McGee hated what he considered to be their soppy and insipid material, songs that flew in the face of the edginess of rock 'n' roll.
Whatever about Coldplay, McGee's words might be more accurately attached to Travis, the Glaswegian quintet who have made a career out of being nice.
It's hard not to think of that "music for bedwetters" line tonight as the ever-smiling Fran Healy and his equally genial bandmates deliver song after song that meditates on domestic bliss and the simple pleasures of our quotidian existence.
On Closer, Healy sweetly whines "I'll never leave you" over and over while 'Sing' employs a banjo to get the earnest Travis message across.
While their yen for the cosy and the sentimental might be too saccharine for some to handle, there's no disputing their ability to pen super-catchy songs, with the new tunes sounding as though they too could lodge themselves into your brain given half a chance.
While Travis were one of the biggest bands in this part of the world around the turn of their millennium – and looked destined to be U2-big – their fortunes waned spectacularly as the 2000s wore on.
Now, rather than headlining Slane, you're more likely to find them in a Where Are They Now? column.
Healy explains that they took four years off to be with their children – that unquenchable niceness again – and a large number of songs tonight deal with the business of parenthood: Reminder meditates on a parent's hopes and fears while the pared back Flowers in the Window – delivered sweetly by all four members standing close together at the front of the stage – wisely opts for a more allegorical approach.
Despite that hiatus, Travis remain a tight, proficient outfit who clearly seem to love being back on the road.
The set is peppered with new songs, but it's old favourites like Driftwood and Writing to Reach You that truly rouse the audience – and they sing back the words with such fervour that Healy can step away from the microphone, beaming, while they do the work.
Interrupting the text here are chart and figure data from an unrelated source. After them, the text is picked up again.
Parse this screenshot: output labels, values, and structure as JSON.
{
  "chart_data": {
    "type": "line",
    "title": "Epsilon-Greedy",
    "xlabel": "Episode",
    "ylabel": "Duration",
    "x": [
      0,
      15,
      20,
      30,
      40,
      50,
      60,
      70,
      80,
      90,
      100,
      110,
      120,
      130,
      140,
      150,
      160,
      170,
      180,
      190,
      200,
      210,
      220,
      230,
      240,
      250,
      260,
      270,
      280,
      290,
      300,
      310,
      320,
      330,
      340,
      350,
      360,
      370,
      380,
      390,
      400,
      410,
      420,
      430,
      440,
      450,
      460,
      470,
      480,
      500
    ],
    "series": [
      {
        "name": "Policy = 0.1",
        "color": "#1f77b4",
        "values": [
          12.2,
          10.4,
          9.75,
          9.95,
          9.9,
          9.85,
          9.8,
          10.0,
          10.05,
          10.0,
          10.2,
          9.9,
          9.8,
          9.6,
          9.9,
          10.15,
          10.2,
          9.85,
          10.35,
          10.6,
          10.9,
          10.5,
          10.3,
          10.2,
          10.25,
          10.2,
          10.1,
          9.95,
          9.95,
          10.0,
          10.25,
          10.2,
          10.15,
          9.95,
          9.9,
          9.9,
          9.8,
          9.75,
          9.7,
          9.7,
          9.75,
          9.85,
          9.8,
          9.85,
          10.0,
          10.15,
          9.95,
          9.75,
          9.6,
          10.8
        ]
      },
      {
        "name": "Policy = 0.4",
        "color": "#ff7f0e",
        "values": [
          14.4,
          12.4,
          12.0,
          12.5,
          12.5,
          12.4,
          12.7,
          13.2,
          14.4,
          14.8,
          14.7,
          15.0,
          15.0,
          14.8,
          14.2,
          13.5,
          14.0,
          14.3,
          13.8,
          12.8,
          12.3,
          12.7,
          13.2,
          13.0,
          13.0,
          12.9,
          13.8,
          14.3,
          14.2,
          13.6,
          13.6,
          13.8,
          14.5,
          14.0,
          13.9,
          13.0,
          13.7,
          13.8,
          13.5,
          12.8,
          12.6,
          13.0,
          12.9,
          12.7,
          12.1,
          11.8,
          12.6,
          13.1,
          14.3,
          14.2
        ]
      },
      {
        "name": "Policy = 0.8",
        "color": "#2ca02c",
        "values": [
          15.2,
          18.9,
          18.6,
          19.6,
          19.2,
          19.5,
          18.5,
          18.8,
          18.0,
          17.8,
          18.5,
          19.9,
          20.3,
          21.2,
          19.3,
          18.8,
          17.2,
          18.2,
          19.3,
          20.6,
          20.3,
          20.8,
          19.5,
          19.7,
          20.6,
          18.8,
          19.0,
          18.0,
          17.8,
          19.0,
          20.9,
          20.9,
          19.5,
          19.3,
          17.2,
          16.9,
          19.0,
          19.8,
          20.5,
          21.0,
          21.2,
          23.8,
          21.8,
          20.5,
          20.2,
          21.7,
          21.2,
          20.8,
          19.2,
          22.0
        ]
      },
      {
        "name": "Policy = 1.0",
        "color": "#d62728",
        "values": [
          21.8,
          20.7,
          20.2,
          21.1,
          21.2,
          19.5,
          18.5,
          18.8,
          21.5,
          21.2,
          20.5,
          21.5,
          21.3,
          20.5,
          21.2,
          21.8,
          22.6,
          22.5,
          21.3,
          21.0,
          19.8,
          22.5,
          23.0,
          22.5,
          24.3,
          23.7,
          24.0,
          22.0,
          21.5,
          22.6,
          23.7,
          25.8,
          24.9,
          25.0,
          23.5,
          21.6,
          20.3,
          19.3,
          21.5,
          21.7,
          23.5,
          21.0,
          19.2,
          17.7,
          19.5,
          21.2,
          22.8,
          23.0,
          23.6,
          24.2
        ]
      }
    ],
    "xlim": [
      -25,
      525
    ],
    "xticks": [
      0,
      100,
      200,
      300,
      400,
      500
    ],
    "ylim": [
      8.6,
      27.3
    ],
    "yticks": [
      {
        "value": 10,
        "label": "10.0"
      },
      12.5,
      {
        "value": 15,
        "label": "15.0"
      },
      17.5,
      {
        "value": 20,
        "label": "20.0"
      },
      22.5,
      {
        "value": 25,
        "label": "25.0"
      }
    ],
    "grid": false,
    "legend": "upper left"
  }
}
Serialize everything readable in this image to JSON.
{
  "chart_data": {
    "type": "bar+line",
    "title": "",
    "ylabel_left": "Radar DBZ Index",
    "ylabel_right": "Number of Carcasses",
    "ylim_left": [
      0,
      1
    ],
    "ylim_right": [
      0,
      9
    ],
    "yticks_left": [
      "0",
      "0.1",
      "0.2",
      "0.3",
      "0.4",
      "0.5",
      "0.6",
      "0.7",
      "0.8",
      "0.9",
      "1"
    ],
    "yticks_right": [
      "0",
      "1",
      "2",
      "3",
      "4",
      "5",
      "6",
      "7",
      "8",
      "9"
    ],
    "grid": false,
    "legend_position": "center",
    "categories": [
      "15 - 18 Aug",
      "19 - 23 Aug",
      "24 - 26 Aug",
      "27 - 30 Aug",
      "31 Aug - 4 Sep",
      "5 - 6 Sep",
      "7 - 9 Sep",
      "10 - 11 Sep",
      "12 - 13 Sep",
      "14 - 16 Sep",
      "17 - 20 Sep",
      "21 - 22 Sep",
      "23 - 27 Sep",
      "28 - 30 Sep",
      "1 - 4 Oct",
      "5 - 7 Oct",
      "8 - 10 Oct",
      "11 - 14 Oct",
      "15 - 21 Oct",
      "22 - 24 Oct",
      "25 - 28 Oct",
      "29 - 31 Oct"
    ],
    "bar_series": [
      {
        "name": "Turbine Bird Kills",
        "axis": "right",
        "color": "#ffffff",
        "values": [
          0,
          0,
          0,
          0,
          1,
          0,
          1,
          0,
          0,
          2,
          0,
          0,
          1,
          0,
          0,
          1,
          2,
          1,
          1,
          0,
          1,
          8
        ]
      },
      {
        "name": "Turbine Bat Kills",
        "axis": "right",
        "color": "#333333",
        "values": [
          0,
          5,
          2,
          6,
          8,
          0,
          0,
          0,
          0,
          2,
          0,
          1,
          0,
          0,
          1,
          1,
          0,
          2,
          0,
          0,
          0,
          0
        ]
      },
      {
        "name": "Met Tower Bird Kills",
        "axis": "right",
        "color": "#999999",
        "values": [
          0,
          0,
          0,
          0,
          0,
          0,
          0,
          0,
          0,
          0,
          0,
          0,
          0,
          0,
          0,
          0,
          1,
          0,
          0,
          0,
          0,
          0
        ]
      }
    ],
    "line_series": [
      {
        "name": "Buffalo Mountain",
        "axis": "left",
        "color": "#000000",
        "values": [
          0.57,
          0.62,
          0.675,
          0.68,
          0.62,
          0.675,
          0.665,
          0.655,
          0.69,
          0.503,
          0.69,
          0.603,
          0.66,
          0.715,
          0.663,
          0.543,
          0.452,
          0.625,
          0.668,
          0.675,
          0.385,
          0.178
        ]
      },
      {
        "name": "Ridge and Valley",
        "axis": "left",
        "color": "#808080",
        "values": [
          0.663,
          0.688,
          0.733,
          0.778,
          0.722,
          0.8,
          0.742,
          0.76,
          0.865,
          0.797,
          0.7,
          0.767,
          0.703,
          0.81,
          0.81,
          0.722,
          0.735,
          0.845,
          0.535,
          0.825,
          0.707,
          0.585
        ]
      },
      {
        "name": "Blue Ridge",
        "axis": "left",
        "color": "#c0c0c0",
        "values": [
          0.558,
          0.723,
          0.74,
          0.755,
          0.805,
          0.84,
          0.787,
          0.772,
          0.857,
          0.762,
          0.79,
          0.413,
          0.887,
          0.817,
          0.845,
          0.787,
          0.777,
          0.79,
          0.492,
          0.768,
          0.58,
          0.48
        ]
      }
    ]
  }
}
The band indulge a need to rock out with Turn and early single All I Wanna Do Is Rock raising pulses, while the angry Saturday Night suggests that Travis are more interesting when exploring life's dark side.
The night ends, as has long been their tradition, with their best known song, Why Does It Always Rain On Me?
The band pogo, the crowd pogo and everyone appears to leave content. Just like this band would have wanted it.